Methods: This hospital-based prospective cohort study was conducted at Kinshasa University Clinics in DR Congo. A total of 105 black African adult patients with anaemia between 2009 and 2016 were included. HM was confirmed by morphological typing according to the French-American-British (FAB) Classification System. Gender, age, exposure to traffic pollution and garages/stations, global climate variability (El Nino and La Nina), and local climate (dry and rainy seasons) were potential independent variables to predict incident HM using Cox regression analysis and Kaplan Meier curves.

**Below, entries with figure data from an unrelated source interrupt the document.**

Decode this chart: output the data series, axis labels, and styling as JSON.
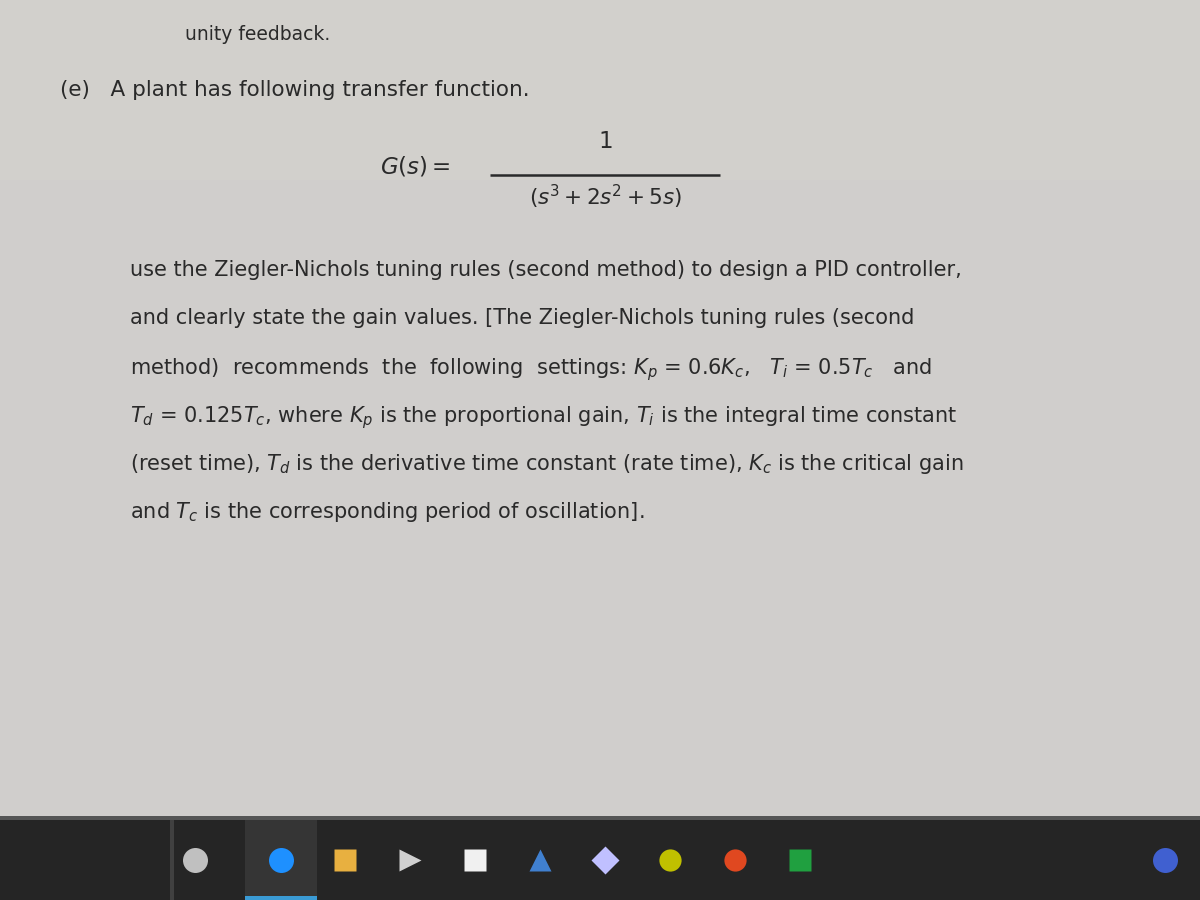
{
  "bg_outer_color": "#a0a0a0",
  "bg_paper_color": "#d8d8d8",
  "taskbar_color": "#2a2a2a",
  "taskbar_border_color": "#3a3a3a",
  "text_color": "#2a2a2a",
  "unity_text": "unity feedback.",
  "line1": "(e)   A plant has following transfer function.",
  "font_size": 14.5,
  "unity_fontsize": 13.5,
  "line1_fontsize": 15.5
}
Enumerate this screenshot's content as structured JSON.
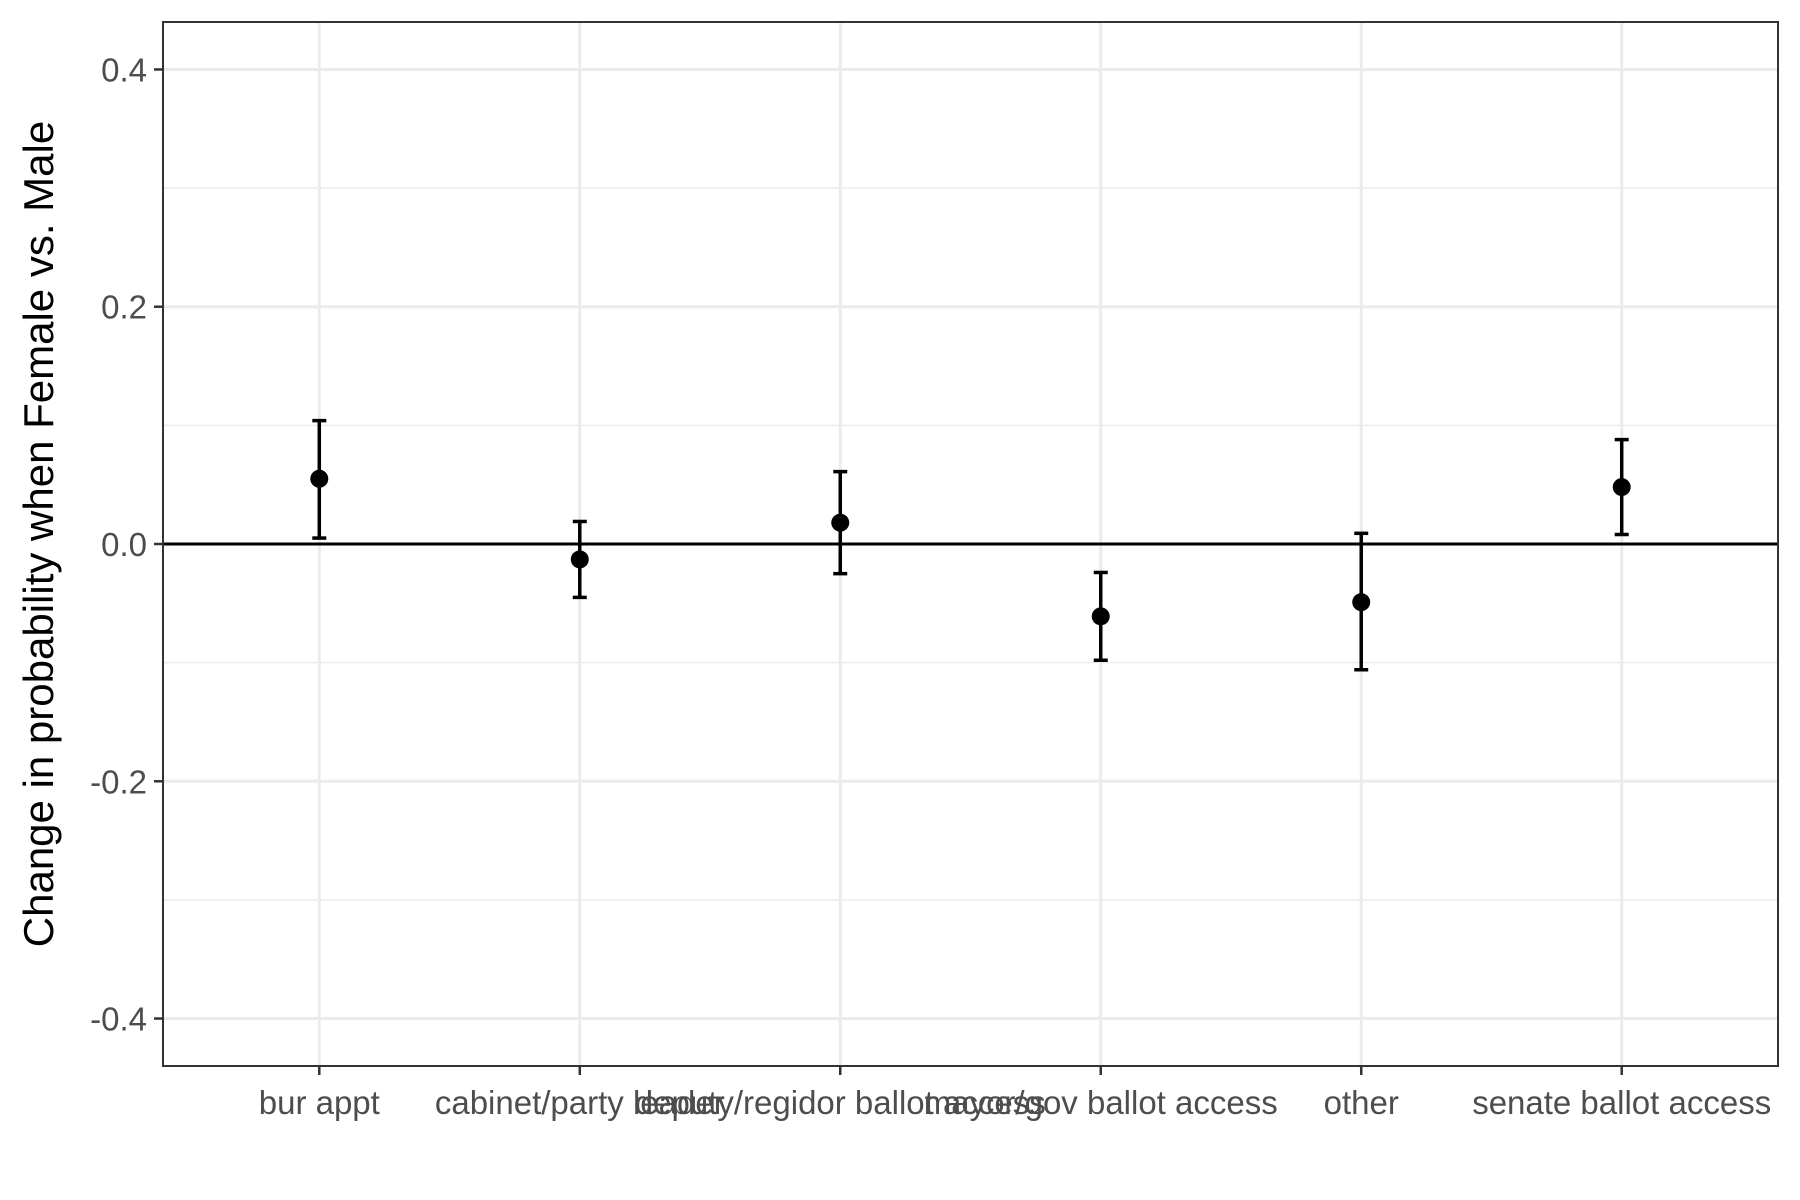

Results: Out of the total 105 patients, 63 experienced incident HM, with an incidence rate of 60%. After adjusting for gender, HIV/AIDS, and other bio-clinical factors, the most significant independent predictors of HM were age ≥ 55 years (HR = 2.4; 95% CI 1.4-4.3; P = 0.003), exposure to pollution and garages or stations (HR = 4.9; 95% CI 2-12.1; P < 0.001), combined local dry season + La Nina (HR = 4.6; 95%CI 1.8-11.8; P < 0.001), and combined local dry season + El Nino (HR = 4; 95% CI 1.6-9.7; P = 0.004). HM types included acute myeloid leukaemia (28.6% n = 18), multiple myeloma (22.2% n = 14), myelodysplastic syndromes (15.9% n = 10), chronic myeloid leukaemia (15.9% n = 10), chronic lymphoid leukaemia (9.5% n = 6), and acute lymphoid leukaemia (7.9% n = 5). After adjusting for confounders using Cox regression analysis, age ≥ 55 years, exposure to pollution, combined local dry season + La Nina and combined local dry season + El Nino were the most significant predictors of incident hematologic malignancy.
Conclusion: These findings highlight the importance of aging, pollution, the dry season, El Nino and La Nina as related to global warming as determinants of hematologic malignancies among African patients from Kinshasa, DR Congo. Cancer registries in DRC and other African countries will provide more robust database for future researches on haematological malignancies in the region.